On a atteint le seuil d’overdose. La tolérance des Français à l’impôt est très grande, mais il arrive un moment où leur souffrance face aux prélèvements devient insupportable. Nous y sommes. Il faut reconnaître qu’il y a eu des augmentations importantes à la fin de la précédente législature en raison de la crise financière qui a creusé les déficits. Mais l’alternance a accéléré les hausses. La nouvelle majorité était restée sur l’idée qu’il y avait eu des baisses d’impôts très importantes au bénéfice des riches, ce qui était en partie fondé pour le début de la législature mais tout à fait faux pour 2011-2012. Elle a cru disposer de marges de manœuvre en la matière et a agi avec précipitation et une main trop lourde.
Les impôts augmentent, mais leurs recettes baissent. Comment l’expliquez-vous ?
Parce que trop d’impôt tue l’impôt. A un certain niveau de confiscation fiscale, le contribuable, qu’il s’agisse d’un ménage ou d’une entreprise, modifie son comportement. Il essaie d’abord d’éviter l’impôt, de le contourner, par des moyens qui sont soit de l’optimisation soit de la passivité : on n’offre pas de prise nouvelle à l’impôt en évitant d’investir, en reportant la vente d’un bien immobilier, en attendant des jours meilleurs pour embaucher, en refusant l’opportunité de se créer du chiffre d’affaires supplémentaire, ce qui est patent pour les professions indépendantes.
Il existe aussi des comportements plus actifs, qui consistent à basculer au noir – on le voit sur les emplois à domicile dont les avantages sociaux et fiscaux ont été sérieusement rognés et sur certaines augmentations de taux de TVA – ou à se délocaliser. Je pense que sur ce point, les choses sont en train de s’aggraver et je suis très inquiet du manque d’informations sur les départs pour raison fiscale, qu’il s’agisse des ménages ou des entreprises.
L’impression de matraquage fiscal est-elle fondée ?
En quatre ans – 2011, le début de 2012, la deuxième partie de 2012, 2013 et 2014 – les prélèvements auront augmenté de près de 60 milliards d’euros. Soit 3 point de PIB, c’est une ponction fiscale énorme.
Dans le même temps, les déficits publics n’ont baissé que de 20 milliards. Où est l’erreur ?
Cela tient au fait que la dépense n’est pas du tout stabilisée en valeur : elle continue d’augmenter d’une bonne vingtaine de milliards par an. On espère qu’elle ne va pas progresser de plus de 2 %, mais c’est loin d’être gagné. S’y ajoute le fait que l’impôt rentre moins bien. Les 60 milliards espérés restent théoriques; ce qui est encaissé est moindre. Cette année, par exemple, rien que pour le budget de l’Etat, il y aura un manque à gagner de 11 milliards d’euros par rapport aux prévisions. C’est considérable et je ne parle pas des comptes sociaux. Au résultat, on n’aura qu’une quarantaine de milliards au rendez-vous.

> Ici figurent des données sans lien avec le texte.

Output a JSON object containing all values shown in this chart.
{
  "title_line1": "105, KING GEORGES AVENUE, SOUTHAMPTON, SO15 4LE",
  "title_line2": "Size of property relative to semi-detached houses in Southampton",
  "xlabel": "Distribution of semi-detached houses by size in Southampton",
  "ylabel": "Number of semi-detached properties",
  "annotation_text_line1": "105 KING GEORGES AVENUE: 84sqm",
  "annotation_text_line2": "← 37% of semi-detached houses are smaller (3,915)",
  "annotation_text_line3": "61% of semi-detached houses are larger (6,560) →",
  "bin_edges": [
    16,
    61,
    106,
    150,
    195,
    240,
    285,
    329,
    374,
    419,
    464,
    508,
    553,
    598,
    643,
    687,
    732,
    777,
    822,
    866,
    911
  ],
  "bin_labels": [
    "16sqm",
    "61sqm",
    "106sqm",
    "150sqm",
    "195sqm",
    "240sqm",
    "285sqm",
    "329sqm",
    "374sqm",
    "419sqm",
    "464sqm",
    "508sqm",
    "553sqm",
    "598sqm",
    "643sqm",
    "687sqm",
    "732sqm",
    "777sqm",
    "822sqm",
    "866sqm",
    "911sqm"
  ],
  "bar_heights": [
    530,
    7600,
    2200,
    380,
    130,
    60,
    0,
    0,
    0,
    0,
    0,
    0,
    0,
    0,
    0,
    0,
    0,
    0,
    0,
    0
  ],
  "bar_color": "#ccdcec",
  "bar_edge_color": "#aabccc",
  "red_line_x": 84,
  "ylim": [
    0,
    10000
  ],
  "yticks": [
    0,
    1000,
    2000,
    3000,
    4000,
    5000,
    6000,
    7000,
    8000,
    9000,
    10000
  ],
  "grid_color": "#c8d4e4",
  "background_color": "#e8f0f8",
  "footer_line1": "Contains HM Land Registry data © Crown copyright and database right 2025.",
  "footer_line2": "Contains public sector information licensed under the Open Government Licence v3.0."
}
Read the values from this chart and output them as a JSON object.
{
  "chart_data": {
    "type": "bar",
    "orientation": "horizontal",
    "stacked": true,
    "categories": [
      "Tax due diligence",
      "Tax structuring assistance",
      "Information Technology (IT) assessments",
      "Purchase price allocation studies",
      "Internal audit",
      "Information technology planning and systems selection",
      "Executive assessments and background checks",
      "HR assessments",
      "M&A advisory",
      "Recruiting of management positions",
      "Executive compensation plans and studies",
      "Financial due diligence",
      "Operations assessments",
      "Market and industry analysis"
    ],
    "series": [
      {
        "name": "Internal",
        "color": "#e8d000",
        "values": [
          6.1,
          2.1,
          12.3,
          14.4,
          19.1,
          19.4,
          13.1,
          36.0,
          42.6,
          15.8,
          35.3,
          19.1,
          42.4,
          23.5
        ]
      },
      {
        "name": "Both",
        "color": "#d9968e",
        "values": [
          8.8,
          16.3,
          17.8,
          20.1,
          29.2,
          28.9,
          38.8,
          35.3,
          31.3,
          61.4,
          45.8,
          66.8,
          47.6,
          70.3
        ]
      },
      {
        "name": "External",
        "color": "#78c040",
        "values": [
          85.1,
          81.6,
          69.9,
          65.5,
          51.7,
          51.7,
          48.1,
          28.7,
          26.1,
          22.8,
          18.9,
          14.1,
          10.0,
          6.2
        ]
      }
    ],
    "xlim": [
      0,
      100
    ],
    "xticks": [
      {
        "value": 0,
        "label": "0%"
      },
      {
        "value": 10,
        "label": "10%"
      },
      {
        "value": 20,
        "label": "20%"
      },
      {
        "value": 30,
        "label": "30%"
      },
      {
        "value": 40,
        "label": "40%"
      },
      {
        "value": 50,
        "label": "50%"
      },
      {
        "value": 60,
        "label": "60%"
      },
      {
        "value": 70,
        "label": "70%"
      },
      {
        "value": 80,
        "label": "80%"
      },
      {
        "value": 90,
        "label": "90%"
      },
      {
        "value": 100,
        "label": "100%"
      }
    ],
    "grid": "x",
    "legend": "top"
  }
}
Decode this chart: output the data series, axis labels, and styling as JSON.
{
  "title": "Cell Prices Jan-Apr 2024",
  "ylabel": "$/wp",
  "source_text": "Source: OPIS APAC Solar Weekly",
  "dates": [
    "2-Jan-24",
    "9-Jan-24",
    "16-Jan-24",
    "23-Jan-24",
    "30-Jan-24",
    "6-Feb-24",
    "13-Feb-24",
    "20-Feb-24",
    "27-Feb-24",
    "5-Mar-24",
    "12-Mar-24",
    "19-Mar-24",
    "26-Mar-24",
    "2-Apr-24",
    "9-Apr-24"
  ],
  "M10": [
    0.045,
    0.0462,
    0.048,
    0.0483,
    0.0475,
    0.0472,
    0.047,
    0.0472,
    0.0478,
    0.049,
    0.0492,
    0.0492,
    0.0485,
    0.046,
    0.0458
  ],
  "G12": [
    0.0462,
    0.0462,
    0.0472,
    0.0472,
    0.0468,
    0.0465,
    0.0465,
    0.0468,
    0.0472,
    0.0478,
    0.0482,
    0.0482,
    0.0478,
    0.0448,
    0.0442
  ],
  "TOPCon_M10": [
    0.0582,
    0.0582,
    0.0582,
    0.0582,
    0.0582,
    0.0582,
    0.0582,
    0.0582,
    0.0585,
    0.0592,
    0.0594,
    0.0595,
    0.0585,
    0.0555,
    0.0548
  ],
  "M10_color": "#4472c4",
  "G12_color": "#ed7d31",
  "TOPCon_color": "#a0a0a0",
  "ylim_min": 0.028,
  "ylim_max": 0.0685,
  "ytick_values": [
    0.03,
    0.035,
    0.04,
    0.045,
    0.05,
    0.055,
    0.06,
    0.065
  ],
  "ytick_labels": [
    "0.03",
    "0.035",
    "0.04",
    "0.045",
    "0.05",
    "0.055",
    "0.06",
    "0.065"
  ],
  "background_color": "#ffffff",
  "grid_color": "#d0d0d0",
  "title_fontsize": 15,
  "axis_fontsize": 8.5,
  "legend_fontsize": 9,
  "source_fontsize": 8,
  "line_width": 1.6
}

Faute de pouvoir aller plus loin en matière d’impôt, le gouvernement peut-il éviter de s’attaquer aux dépenses ?
Il faut répéter inlassablement que l’impôt n’est qu’une conséquence de la dépense. C’est la dépense qui crée l’impôt et non l’inverse. Donc, ceux qui prétendent diminuer l’impôt mais qui ne font aucune proposition précise sur les dépenses, il ne faut pas les écouter ! C’est un discours creux. Le discours sur les baisses d’impôts n’a de sens que si on y associe des économies identifiées. Tout notre effort de pédagogie, de persuasion devrait porter sur la maîtrise de la dépense.
On peut redéployer les prélèvements pour les rendre plus intelligents. Par exemple, faire plus de TVA et moins de charges sur les entreprises, tout en maintenant les prélèvements constants. Mais on ne peut plus les augmenter. Pour réduire les déficits, seul compte l’effort sur la dépense.
La France ne bat-elle pas des records en matière de dépense publique ?
À la fin de cette année, la France sera le premier pays d’Europe sur ce point, avec plus de 57 % du PIB consacré à la dépense publique ! Nous allons rattraper le Danemark et être loin de la Suède, symboles de la social-démocratie nordique. Nous serons bien évidemment loin devant l’Allemagne. Nous souffrons d’un excès de dépense publique et il devient urgent de la contenir dans tous ses volets : pas seulement le budget de l’Etat, où des efforts sont faits, mais aussi dans les collectivités locales et dans les comptes sociaux.
Vous avez dénoncé des « dépenses sociales qui flambent »…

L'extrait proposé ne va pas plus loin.